Assume in a certain year the number of credit obligors of a bank who are at risk of default is Poisson distributed with intensity $\lambda = 10$. Each individual obligor may actually default in that year with probability $p = 0.2$. Assume mutual independence of the obligors. Let $X$ be the number of obligors that default in that year. Show that $X$ is Poisson distributed and determine its intensity.
I denote $N$ the number of obligors at risk. And by using the identity $$P(X = k) = \sum_E P(X = k\mid N = n)P(N = n)$$ to find the pmf I think I am supposed to arrive at the Poisson distribution. $P(N=n)$ is already Poisson. I am having trouble figuring out the $P(X = k\mid N = n)$ and coming up with the probabilities of the pmf which need to be summed up to yield the final Poisson.
Hintage: $\mathsf P(X=k\mid N=n)$ is the probability of $k$ 'successes' in a sequence of $n$ independent trials, where 'success' means "obligator defaults" and has rate $p$.
Do you recognise this distribution now?
PS: $E\equiv \{n\mid n\in\{k,\ldots,\infty\}\}$, because you cannot have more successes than trials.

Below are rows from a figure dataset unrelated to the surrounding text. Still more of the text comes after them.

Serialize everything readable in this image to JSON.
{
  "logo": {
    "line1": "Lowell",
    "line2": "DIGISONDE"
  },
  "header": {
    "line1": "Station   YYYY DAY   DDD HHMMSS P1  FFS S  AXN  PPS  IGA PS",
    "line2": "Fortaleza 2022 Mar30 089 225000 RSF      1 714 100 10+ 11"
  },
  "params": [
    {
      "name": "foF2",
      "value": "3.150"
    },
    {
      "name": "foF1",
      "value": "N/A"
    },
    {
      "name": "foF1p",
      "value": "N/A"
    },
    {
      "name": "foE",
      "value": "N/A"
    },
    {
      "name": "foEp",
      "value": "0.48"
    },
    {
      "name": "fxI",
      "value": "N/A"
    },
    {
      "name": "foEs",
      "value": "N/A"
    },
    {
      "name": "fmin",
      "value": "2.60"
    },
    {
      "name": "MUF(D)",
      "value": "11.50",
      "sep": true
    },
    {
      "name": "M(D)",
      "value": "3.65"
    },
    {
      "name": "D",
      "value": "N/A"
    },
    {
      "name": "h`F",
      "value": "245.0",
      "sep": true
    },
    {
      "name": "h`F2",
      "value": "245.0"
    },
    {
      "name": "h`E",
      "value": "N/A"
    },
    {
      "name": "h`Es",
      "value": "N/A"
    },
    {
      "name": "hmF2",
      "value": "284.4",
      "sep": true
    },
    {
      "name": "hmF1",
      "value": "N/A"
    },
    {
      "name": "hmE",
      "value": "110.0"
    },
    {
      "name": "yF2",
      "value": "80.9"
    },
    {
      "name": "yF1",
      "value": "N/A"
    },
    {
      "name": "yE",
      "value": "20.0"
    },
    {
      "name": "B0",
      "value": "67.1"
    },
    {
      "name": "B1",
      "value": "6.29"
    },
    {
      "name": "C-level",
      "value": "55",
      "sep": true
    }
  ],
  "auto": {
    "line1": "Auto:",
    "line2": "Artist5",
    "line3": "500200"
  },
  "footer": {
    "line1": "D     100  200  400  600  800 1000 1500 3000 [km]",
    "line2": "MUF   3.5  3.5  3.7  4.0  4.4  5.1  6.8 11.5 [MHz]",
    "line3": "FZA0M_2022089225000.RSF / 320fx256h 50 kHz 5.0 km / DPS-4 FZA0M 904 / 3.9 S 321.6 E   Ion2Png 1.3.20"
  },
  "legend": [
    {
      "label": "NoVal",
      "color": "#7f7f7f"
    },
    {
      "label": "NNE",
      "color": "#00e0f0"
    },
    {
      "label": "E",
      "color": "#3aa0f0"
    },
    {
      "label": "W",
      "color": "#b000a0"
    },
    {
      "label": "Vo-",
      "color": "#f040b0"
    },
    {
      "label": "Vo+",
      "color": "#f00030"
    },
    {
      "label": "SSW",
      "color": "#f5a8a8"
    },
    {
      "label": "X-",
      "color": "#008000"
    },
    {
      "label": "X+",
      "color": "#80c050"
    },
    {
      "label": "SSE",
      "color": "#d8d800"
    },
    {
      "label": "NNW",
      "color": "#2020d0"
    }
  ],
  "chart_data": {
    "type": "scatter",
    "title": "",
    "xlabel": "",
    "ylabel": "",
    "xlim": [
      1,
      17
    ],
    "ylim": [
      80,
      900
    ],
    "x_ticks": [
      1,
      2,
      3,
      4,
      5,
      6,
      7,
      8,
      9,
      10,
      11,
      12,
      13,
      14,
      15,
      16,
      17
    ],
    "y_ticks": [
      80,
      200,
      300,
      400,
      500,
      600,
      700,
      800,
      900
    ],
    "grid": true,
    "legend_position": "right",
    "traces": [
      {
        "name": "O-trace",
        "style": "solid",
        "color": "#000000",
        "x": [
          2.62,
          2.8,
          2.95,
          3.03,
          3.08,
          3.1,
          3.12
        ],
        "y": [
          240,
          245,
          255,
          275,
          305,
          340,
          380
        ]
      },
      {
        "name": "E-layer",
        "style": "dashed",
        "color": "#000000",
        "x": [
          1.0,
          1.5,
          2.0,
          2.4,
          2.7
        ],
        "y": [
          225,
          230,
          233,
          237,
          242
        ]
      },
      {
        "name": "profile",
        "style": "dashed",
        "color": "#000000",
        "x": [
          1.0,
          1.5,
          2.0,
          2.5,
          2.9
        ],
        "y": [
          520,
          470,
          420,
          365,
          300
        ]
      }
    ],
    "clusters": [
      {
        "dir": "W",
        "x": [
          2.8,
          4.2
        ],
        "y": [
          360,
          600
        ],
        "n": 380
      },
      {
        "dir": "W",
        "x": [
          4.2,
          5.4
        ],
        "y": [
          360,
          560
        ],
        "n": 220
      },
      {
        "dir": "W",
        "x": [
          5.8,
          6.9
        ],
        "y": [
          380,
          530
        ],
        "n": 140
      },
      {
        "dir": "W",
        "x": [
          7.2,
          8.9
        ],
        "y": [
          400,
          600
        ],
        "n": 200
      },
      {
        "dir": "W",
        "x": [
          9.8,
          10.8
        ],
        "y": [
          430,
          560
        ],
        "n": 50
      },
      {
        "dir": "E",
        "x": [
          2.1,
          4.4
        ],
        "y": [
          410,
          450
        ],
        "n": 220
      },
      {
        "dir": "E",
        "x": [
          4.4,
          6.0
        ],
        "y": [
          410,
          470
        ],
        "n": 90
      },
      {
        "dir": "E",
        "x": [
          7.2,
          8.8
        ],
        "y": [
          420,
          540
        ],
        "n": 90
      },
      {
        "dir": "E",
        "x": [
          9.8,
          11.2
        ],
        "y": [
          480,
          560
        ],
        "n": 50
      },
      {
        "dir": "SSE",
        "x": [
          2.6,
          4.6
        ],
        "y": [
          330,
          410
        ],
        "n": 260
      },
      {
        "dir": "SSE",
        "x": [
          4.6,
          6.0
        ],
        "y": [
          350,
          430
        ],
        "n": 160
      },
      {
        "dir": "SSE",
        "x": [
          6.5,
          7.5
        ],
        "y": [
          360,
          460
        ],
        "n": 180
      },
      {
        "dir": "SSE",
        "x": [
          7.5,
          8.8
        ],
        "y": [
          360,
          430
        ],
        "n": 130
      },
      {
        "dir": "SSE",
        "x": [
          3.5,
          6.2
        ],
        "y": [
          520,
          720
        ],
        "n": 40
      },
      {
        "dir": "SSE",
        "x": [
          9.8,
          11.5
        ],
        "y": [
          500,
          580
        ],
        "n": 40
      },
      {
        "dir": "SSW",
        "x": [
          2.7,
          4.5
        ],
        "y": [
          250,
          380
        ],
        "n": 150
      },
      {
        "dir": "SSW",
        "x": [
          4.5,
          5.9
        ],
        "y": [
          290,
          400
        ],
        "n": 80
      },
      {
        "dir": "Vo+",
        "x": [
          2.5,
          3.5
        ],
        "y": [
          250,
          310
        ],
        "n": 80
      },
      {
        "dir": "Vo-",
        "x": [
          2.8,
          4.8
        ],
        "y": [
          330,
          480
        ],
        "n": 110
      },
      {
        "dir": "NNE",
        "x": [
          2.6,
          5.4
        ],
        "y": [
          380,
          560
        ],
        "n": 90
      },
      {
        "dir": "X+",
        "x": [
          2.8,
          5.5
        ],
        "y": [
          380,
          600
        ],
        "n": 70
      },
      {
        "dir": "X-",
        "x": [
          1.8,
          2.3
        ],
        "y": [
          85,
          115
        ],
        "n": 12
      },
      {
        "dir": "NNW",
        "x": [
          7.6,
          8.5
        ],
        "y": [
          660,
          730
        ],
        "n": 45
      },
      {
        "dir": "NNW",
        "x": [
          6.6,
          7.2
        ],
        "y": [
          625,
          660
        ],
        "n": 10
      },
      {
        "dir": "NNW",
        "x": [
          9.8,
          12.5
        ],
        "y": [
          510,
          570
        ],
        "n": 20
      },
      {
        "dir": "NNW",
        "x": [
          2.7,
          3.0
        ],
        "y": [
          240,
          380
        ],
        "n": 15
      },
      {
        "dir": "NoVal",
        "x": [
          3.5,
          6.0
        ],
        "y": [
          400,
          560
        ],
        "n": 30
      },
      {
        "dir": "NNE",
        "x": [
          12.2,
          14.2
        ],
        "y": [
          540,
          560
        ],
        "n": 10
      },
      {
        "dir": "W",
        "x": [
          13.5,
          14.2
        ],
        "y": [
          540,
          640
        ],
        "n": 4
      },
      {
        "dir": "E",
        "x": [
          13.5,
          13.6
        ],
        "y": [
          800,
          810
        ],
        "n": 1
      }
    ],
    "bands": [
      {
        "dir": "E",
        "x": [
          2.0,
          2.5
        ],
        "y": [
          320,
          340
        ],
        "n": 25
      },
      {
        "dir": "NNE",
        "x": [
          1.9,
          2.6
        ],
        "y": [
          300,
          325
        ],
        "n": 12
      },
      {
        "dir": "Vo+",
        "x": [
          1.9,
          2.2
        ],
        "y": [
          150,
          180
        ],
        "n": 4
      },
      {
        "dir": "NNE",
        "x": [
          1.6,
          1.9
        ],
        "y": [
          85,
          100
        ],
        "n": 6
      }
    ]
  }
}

Just substitute the p.m.f. to get: $~\sum\limits_{n=k}^\infty \dfrac {n!~p^k~(1-p)^{n-k}}{ k!~(n-k)!}\cdotp\dfrac{\lambda^n e^{-\lambda}}{n!}~$, cancel common factors, move unbound factors to the left of the sigma sign, and simplify the series with a change of variables.
The "trick" then lies in recalling the Taylor series expansion $~e^t = \sum\limits_{m=0}^\infty \dfrac{t^m}{m!}~$.